Em entrevista ao Valor, Covas disse que não é realista esperar uma rápida aceleração no número de pessoas vacinadas nos próximos meses
Com Valor Economico Globo
À frente do Instituto Butantan, maior fabricante de vacinas contra covid-19 do Brasil, o médico Dimas Covas avalia que o ritmo de mortes diárias provocadas pela doença continuará avançando (Foto: Reprodução)
À frente do Instituto Butantan, maior fabricante de vacinas contra covid-19 do Brasil, o médico Dimas Covas avalia que o ritmo de mortes diárias provocadas pela doença continuará avançando e vê com certo ceticismo as expectativas do Ministério da Saúde sobre aquisição de vacinas de diversos laboratórios até o fim do ano.
Em entrevista ao Valor, Covas disse que não é realista esperar uma rápida aceleração no número de pessoas vacinadas nos próximos meses.
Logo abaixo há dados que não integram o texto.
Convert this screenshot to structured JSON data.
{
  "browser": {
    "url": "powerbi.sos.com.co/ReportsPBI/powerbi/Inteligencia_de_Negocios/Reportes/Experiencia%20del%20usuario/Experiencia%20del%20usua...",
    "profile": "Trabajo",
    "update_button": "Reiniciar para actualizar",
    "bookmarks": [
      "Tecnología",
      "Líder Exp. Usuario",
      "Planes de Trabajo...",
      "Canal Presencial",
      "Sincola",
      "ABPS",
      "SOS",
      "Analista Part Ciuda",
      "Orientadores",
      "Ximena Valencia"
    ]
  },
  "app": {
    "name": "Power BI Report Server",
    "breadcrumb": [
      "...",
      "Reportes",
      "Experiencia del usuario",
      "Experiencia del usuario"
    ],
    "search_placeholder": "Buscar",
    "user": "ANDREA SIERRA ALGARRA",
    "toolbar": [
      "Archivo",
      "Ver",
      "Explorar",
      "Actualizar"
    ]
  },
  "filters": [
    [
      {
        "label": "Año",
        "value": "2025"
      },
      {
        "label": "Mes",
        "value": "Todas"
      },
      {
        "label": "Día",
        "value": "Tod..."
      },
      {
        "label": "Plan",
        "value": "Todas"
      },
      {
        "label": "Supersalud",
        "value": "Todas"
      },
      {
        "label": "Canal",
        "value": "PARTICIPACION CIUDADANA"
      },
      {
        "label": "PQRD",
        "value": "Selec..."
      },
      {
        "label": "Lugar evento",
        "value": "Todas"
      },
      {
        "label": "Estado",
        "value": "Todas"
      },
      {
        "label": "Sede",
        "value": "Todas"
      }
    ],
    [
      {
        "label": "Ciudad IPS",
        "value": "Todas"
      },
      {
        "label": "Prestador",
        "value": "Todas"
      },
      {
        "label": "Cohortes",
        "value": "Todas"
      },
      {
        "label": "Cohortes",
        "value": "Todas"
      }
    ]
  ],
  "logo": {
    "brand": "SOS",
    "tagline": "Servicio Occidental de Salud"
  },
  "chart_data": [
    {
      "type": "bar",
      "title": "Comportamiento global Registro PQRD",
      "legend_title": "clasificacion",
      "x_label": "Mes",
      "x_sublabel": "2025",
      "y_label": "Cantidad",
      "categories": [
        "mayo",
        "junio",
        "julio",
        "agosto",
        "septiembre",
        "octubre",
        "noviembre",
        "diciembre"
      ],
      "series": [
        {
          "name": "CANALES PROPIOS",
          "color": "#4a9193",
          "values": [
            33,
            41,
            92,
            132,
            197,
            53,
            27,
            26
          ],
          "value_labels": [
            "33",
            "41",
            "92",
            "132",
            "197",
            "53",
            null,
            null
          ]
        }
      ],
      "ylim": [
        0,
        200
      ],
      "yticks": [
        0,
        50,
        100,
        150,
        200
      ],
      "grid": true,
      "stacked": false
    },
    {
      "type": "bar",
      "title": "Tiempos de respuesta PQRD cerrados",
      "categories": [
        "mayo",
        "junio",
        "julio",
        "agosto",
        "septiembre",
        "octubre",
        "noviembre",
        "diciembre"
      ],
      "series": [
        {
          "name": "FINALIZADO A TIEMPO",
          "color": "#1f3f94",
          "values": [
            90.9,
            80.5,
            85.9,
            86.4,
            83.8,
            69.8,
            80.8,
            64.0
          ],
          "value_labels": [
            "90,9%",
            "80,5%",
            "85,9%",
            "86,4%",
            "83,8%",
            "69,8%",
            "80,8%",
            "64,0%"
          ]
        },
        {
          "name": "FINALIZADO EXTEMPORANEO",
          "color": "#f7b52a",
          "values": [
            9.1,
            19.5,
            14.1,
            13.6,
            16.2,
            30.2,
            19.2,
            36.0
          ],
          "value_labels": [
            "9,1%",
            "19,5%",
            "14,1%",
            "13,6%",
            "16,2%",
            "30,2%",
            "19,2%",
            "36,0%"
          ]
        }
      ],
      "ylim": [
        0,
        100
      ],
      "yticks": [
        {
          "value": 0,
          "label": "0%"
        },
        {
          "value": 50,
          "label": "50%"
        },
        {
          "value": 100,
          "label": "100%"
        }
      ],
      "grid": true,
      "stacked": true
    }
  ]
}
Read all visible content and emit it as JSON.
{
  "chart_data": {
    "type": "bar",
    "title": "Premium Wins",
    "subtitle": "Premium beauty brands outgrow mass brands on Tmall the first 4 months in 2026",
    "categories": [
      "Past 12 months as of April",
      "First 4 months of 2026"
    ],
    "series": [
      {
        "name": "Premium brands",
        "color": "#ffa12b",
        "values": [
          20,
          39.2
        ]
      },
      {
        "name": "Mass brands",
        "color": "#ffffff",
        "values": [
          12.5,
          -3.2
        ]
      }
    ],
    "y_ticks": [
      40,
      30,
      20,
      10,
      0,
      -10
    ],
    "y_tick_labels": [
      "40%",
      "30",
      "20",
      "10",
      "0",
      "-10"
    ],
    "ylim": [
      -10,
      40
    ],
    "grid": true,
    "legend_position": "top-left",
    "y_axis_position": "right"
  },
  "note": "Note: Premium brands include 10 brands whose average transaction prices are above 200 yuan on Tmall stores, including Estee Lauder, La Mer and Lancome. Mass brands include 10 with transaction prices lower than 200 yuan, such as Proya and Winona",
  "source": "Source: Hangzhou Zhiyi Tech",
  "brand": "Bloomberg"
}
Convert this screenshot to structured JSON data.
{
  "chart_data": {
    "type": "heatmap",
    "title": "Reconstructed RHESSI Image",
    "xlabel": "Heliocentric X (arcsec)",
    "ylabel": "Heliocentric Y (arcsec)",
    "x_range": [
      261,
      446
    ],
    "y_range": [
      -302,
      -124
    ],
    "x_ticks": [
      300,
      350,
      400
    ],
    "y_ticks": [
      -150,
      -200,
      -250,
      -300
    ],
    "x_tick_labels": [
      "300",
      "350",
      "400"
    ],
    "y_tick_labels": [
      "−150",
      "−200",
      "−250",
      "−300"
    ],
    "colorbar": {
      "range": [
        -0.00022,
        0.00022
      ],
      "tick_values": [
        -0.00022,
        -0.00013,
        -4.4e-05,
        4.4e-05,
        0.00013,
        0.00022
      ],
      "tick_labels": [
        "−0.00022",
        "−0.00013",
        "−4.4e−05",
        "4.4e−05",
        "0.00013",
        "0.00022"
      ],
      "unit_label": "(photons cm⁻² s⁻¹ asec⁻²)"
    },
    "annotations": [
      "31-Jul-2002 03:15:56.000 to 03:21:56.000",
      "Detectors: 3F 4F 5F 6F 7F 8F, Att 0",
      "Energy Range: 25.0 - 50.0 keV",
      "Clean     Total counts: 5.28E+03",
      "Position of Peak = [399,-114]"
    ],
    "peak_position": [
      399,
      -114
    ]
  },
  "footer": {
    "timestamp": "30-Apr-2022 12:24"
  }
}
Pelos seus cálculos, até julho o que o país deverá conseguir é vacinar a faixa da população mais vulnerável à doença.
“Com o pé no chão, até o meio do ano você vai ter uma vacinação provavelmente de quem tem mais de 60 anos e provavelmente pode avançar um pouco mais na faixa dos 50 anos, incluindo também outros profissionais em risco”, disse ele. “É isso que nós teremos até o meio do ano. Estamos falando de 40 ou 50 milhões de pessoas. E 100 milhões de doses de vacinas.”
O ministério tem dois contratos com o Butantan: um para aquisição de 46 milhões de doses da Coronavac (previsto para ser finalizado este mês) e outro, de 54 milhões, previsto para agosto. A vacina, desenvolvida em parceria com o laboratório chinês Sinovac, é produzida na fábrica do instituto em São Paulo, mas depende de insumo fabricado pela Sinovac na China.
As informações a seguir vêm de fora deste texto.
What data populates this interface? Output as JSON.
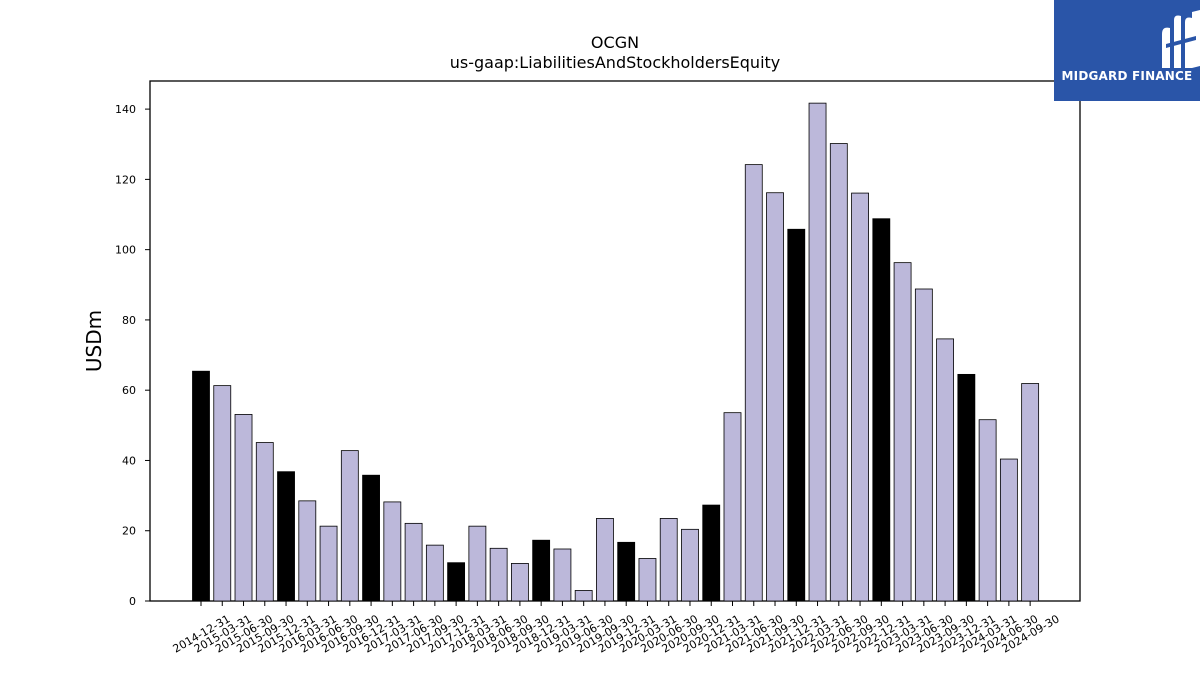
{
  "brand": {
    "name": "MIDGARD FINANCE",
    "background": "#2a55a8"
  },
  "chart_data": {
    "type": "bar",
    "title": "OCGN",
    "subtitle": "us-gaap:LiabilitiesAndStockholdersEquity",
    "xlabel": "",
    "ylabel": "USDm",
    "ylim": [
      0,
      148
    ],
    "yticks": [
      0,
      20,
      40,
      60,
      80,
      100,
      120,
      140
    ],
    "grid": false,
    "colors": {
      "quarter": "#bcb8da",
      "year_end": "#000000",
      "edge": "#000000"
    },
    "categories": [
      "2014-12-31",
      "2015-03-31",
      "2015-06-30",
      "2015-09-30",
      "2015-12-31",
      "2016-03-31",
      "2016-06-30",
      "2016-09-30",
      "2016-12-31",
      "2017-03-31",
      "2017-06-30",
      "2017-09-30",
      "2017-12-31",
      "2018-03-31",
      "2018-06-30",
      "2018-09-30",
      "2018-12-31",
      "2019-03-31",
      "2019-06-30",
      "2019-09-30",
      "2019-12-31",
      "2020-03-31",
      "2020-06-30",
      "2020-09-30",
      "2020-12-31",
      "2021-03-31",
      "2021-06-30",
      "2021-09-30",
      "2021-12-31",
      "2022-03-31",
      "2022-06-30",
      "2022-09-30",
      "2022-12-31",
      "2023-03-31",
      "2023-06-30",
      "2023-09-30",
      "2023-12-31",
      "2024-03-31",
      "2024-06-30",
      "2024-09-30"
    ],
    "values": [
      65.4,
      61.3,
      53.1,
      45.1,
      36.8,
      28.5,
      21.3,
      42.8,
      35.8,
      28.2,
      22.1,
      15.9,
      10.9,
      21.3,
      15.0,
      10.7,
      17.3,
      14.8,
      3.0,
      23.5,
      16.7,
      12.1,
      23.5,
      20.4,
      27.3,
      53.6,
      124.2,
      116.2,
      105.8,
      141.7,
      130.2,
      116.1,
      108.8,
      96.3,
      88.8,
      74.6,
      64.5,
      51.6,
      40.4,
      61.9
    ]
  }
}
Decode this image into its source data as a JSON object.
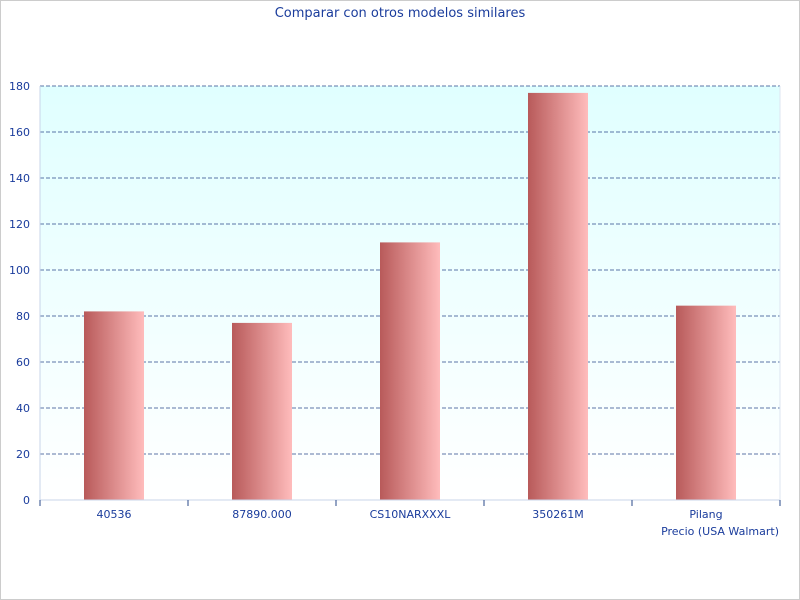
{
  "chart_data": {
    "type": "bar",
    "title": "Comparar con otros modelos similares",
    "xlabel": "Precio (USA Walmart)",
    "ylabel": "",
    "categories": [
      "40536",
      "87890.000",
      "CS10NARXXXL",
      "350261M",
      "Pilang"
    ],
    "values": [
      82,
      77,
      112,
      177,
      84.5
    ],
    "ylim": [
      0,
      180
    ],
    "yticks": [
      "0",
      "20",
      "40",
      "60",
      "80",
      "100",
      "120",
      "140",
      "160",
      "180"
    ],
    "grid": true,
    "legend": "none",
    "colors": {
      "bar_dark": "#b85a5a",
      "bar_light": "#ffbcbc",
      "plot_bg_top": "#e0ffff",
      "plot_bg_bottom": "#ffffff",
      "grid": "#2a4a8a",
      "text": "#1a3c9c"
    }
  }
}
E essa é uma das preocupações de Covas. Ainda que a Sinovac se prepare para inaugurar uma nova planta na China em maio e com isso aumentar sua capacidade de exportação de insumos, a demanda pela substância na própria China está muito aquecida. O risco é que a empresa tenha de dar preferência à demanda chinesa e não à brasileira.
Na entrevista, Covas classificou como otimista demais a perspectiva do ministério sobre a quantidade de vacinas que conseguirá adquirir de diversos laboratórios até o fim do ano. Em meados de março, poucos dias antes de deixar o posto de ministro da Saúde, Eduardo Pazuello falou em mais 500 milhões de doses – sendo que pouco mais de 400 milhões já estariam garantidas.
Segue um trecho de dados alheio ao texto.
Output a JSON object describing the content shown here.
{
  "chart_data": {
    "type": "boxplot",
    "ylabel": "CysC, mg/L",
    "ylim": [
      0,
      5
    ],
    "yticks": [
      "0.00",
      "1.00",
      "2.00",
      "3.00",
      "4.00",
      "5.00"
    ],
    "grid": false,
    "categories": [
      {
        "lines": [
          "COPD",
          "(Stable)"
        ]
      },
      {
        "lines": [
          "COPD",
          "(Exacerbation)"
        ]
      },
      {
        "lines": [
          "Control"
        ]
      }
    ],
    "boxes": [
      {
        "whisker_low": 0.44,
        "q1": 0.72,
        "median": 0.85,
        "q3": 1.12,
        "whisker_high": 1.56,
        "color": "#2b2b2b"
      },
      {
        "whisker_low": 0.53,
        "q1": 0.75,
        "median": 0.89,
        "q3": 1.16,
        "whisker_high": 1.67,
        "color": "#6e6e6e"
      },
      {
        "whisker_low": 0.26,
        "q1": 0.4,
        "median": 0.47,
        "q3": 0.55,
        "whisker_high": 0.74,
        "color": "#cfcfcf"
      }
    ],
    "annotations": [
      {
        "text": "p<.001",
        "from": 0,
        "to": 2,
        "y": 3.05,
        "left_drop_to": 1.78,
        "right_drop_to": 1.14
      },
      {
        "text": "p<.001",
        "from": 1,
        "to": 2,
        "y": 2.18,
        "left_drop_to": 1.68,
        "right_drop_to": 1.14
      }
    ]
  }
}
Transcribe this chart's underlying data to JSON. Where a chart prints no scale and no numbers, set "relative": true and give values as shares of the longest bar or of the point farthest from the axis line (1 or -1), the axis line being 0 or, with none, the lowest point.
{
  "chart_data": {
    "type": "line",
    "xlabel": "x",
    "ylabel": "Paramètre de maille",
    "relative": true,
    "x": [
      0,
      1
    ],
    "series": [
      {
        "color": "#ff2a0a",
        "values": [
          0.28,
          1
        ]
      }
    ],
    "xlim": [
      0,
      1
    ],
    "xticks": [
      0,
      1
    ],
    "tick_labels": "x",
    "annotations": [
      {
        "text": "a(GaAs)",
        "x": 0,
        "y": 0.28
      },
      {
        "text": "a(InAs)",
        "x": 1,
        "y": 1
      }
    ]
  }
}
“Não adianta hoje ministério falar que precisa, precisa, precisa de vacina. O ministério está tendo dificuldade de arrumar vacinas e não é só a do Butantan, está com dificuldades em relação a todas as vacinas exatamente por isso, todo mundo já se comprometeu, todos têm seus compromissos e estão cuidando de manter esses compromissos. Avançar nisso é muito difícil porque a demanda mundial é muito grande”, disse Dimas.
Outra das preocupações do médico é que essa dificuldade de fazer acelerar a disponibilidade de vacinas contra covid-19 se dá num momento trágico para o Brasil de rápida disseminação da nova variante e do avanço das mortes, que ultrapassaram a marca de 330 mil.
“Estamos num momento em que a velocidade de transmissão ainda é muito alta. Abril vai ser o mês dramático para o Brasil. Os próximos 15 dias serão muito dramáticos”, disse.
“Cruzamos a casa dos 2 mil [mortos por dia], já passamos da casa dos 3 mil, estamos indo para os 4 mil e vamos chegar a 5 mil mortes por dia.”
Além de vacinas, é urgente, disse ele, uma política ampla e coordenada nacionalmente para que as pessoas realmente fiquem em casa.
“Eu não posso, por princípio, dizer que é impossível, ‘eu não vou fazer porque é impossível, porque não vai ter adesão’. Eu, então, estou admitindo que vamos continuar tendo esse número de casos, de internações e de óbitos.”